Chers Sociétaires, Chers Amis,

L’année 2016 s’est bien terminée pour notre belle association. Effectivement, notre concours ICC a été un véritable succès, tant sur le plan de l’organisation que sur le niveau des candidats, qui ont brillé par leur excellence. La réception de remise des prix qui suivit à l’Hôtel d’Évreux fut, elle aussi, très réussie. Un

grand merci à tous ceux qui nous ont permis de réaliser un si bel événement.

Quant à l’année 2017, elle n’a rien à envier à 2016. En janvier, les Cuisiniers de France étaient présents, et ce, pour la première fois, au salon du Sirha. Notre stand sur l’espace Rungis a reçu la visite de nombreux chefs et amis. L’installation d’un studio photo nous a permis de réaliser une belle série de portraits de chefs.

Le 25 février, nous avons participé au dîner de gala des Escoffier en l’hôtel d’Évreux, très belle manifestation organisée de main de maître par nos amis de Potel et Chabot.
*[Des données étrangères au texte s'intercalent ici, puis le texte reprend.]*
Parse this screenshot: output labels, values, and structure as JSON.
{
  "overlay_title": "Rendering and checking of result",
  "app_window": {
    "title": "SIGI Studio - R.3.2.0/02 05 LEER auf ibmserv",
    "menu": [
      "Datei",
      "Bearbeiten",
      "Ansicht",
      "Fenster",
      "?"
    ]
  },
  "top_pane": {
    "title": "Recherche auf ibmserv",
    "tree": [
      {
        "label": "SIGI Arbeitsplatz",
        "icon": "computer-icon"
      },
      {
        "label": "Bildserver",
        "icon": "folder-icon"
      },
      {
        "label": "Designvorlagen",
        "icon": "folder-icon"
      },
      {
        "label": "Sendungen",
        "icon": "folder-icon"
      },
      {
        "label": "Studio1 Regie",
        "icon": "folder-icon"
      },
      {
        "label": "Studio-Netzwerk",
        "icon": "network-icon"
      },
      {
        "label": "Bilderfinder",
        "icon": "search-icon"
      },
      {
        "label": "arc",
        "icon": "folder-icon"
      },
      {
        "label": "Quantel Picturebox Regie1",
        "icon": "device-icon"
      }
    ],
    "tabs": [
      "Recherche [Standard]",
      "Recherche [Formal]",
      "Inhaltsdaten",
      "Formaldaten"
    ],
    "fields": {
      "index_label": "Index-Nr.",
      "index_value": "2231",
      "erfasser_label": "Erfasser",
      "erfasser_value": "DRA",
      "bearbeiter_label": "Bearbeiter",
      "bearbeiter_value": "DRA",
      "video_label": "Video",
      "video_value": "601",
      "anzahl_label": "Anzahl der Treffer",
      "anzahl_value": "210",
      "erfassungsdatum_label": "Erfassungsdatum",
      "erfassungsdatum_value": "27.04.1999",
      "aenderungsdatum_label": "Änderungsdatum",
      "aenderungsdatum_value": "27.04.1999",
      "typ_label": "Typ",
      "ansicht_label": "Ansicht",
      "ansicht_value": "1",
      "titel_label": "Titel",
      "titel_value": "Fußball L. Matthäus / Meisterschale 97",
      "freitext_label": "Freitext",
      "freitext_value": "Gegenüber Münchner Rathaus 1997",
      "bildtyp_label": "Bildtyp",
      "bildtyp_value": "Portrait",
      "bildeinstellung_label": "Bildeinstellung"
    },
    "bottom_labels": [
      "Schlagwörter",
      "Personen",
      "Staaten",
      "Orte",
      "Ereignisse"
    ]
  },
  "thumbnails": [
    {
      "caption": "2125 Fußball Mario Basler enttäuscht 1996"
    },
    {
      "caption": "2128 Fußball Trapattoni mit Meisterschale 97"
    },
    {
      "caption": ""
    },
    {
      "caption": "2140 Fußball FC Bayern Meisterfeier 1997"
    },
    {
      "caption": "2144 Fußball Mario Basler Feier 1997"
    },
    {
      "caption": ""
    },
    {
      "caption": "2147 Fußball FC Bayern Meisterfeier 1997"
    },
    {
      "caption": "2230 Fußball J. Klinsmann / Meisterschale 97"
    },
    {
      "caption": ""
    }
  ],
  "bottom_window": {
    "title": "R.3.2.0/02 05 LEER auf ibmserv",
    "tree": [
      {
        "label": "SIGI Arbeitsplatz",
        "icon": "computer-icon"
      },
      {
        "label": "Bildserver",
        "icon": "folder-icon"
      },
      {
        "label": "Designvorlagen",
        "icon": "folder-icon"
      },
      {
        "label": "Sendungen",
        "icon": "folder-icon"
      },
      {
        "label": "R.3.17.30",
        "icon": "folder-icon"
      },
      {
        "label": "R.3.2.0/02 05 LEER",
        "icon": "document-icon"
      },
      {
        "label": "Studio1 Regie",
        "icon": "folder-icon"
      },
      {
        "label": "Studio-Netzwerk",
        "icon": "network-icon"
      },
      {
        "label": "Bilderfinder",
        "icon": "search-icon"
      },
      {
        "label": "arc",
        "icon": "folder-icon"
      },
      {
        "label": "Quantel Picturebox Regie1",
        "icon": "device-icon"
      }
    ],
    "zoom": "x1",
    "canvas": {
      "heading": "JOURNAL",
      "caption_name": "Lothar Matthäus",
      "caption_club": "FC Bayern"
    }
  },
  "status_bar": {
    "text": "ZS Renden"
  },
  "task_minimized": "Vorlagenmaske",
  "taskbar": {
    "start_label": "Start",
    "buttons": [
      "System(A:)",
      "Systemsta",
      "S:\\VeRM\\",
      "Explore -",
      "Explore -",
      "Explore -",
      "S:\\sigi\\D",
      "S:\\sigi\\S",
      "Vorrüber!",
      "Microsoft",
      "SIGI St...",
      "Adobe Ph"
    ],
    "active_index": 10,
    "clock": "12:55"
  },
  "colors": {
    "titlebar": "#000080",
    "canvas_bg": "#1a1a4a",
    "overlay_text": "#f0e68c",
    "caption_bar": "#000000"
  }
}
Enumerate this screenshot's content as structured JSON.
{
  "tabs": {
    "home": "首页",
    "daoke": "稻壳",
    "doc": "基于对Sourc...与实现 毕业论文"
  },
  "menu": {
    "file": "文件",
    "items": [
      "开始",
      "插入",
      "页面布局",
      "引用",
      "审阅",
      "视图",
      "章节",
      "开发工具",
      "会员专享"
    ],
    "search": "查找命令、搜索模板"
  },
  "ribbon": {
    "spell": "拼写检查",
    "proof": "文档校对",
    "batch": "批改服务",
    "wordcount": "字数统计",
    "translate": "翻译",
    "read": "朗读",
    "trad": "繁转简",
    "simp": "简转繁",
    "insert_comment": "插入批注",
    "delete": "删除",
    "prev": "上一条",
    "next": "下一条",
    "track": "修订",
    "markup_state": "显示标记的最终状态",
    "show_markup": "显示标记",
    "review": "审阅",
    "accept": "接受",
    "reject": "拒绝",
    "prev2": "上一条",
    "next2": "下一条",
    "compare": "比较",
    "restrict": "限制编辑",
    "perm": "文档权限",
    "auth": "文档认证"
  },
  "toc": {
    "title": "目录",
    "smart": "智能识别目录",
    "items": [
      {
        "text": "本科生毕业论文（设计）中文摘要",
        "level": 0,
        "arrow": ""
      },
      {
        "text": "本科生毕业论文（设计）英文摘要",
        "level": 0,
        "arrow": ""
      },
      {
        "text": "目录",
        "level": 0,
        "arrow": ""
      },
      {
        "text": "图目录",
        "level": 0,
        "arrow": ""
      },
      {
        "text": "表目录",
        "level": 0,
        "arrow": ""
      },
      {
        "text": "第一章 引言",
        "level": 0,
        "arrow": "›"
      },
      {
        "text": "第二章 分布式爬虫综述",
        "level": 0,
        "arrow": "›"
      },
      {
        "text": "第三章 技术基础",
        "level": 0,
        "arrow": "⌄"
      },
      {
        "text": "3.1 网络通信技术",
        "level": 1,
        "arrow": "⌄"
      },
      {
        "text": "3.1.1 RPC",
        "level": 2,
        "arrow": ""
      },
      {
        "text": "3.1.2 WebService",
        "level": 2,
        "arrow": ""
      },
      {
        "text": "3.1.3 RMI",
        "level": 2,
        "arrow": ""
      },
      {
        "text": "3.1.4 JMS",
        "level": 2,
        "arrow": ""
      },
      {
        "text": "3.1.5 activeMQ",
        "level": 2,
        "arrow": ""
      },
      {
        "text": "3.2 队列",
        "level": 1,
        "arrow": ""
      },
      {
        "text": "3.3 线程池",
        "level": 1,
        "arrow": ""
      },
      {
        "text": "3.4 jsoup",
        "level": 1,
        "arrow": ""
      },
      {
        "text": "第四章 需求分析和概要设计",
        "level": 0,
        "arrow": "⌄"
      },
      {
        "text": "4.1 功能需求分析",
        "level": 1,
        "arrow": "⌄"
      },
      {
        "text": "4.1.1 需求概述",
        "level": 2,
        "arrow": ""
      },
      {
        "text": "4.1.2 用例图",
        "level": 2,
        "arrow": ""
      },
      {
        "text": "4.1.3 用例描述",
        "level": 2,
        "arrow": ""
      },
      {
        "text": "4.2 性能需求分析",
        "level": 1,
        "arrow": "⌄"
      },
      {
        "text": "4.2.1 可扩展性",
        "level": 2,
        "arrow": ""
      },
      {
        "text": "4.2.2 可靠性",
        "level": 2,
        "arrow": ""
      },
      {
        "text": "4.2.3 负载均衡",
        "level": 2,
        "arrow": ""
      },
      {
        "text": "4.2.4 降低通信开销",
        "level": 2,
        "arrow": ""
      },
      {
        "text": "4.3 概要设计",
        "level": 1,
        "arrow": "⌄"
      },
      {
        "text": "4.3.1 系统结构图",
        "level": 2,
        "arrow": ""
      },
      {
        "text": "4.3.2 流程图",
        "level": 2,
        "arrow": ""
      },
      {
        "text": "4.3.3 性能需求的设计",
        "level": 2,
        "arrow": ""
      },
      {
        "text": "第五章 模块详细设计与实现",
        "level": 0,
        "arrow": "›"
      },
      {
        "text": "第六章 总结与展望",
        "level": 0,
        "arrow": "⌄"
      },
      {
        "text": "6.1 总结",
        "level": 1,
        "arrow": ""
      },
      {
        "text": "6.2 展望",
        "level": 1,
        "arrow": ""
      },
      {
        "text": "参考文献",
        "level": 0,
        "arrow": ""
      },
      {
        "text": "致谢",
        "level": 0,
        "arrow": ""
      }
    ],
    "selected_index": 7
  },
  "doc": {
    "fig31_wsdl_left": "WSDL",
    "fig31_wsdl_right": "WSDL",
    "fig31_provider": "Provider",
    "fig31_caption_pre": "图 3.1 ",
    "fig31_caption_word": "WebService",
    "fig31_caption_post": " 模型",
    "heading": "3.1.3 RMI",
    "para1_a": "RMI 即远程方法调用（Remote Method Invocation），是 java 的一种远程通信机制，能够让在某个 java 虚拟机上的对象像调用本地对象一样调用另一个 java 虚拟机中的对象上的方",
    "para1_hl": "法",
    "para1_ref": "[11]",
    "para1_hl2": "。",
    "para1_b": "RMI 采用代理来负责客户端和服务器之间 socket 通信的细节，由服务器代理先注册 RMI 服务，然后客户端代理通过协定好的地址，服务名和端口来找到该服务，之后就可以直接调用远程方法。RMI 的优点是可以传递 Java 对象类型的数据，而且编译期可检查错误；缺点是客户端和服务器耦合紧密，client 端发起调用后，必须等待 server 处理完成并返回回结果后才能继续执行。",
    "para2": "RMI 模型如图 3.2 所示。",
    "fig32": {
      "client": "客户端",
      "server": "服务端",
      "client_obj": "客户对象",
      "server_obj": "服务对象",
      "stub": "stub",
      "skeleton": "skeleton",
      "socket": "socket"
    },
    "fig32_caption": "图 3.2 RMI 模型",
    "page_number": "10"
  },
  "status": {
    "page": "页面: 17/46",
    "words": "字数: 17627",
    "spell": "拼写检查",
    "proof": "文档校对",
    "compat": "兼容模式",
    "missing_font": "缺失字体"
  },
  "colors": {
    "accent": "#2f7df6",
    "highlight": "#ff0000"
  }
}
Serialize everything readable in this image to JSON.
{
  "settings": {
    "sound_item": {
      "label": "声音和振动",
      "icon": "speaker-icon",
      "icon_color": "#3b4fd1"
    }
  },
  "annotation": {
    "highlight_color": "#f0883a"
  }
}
Le 26 février, j’ai été reçu membre auditeur à l’Académie culinaire de France avec de nombreux confrères. Belle et émouvante cérémonie. Le lendemain, j’ai contribué au Trophée Passion, concours international de l’Académie culinaire de France, en qualité de membre du jury et président de l’équipe pour la France. Formidable concours de haut niveau remporté, et j’en suis fier, par le candidat représentant la France, Romain Schaller, sous-chef de notre vice-président Gérard Sallé. La remise des prix qui suivit au ministère des Affaires étrangères fut un moment de convivialité et de rencontre très appréciable, sans oublier la grande qualité des buffets.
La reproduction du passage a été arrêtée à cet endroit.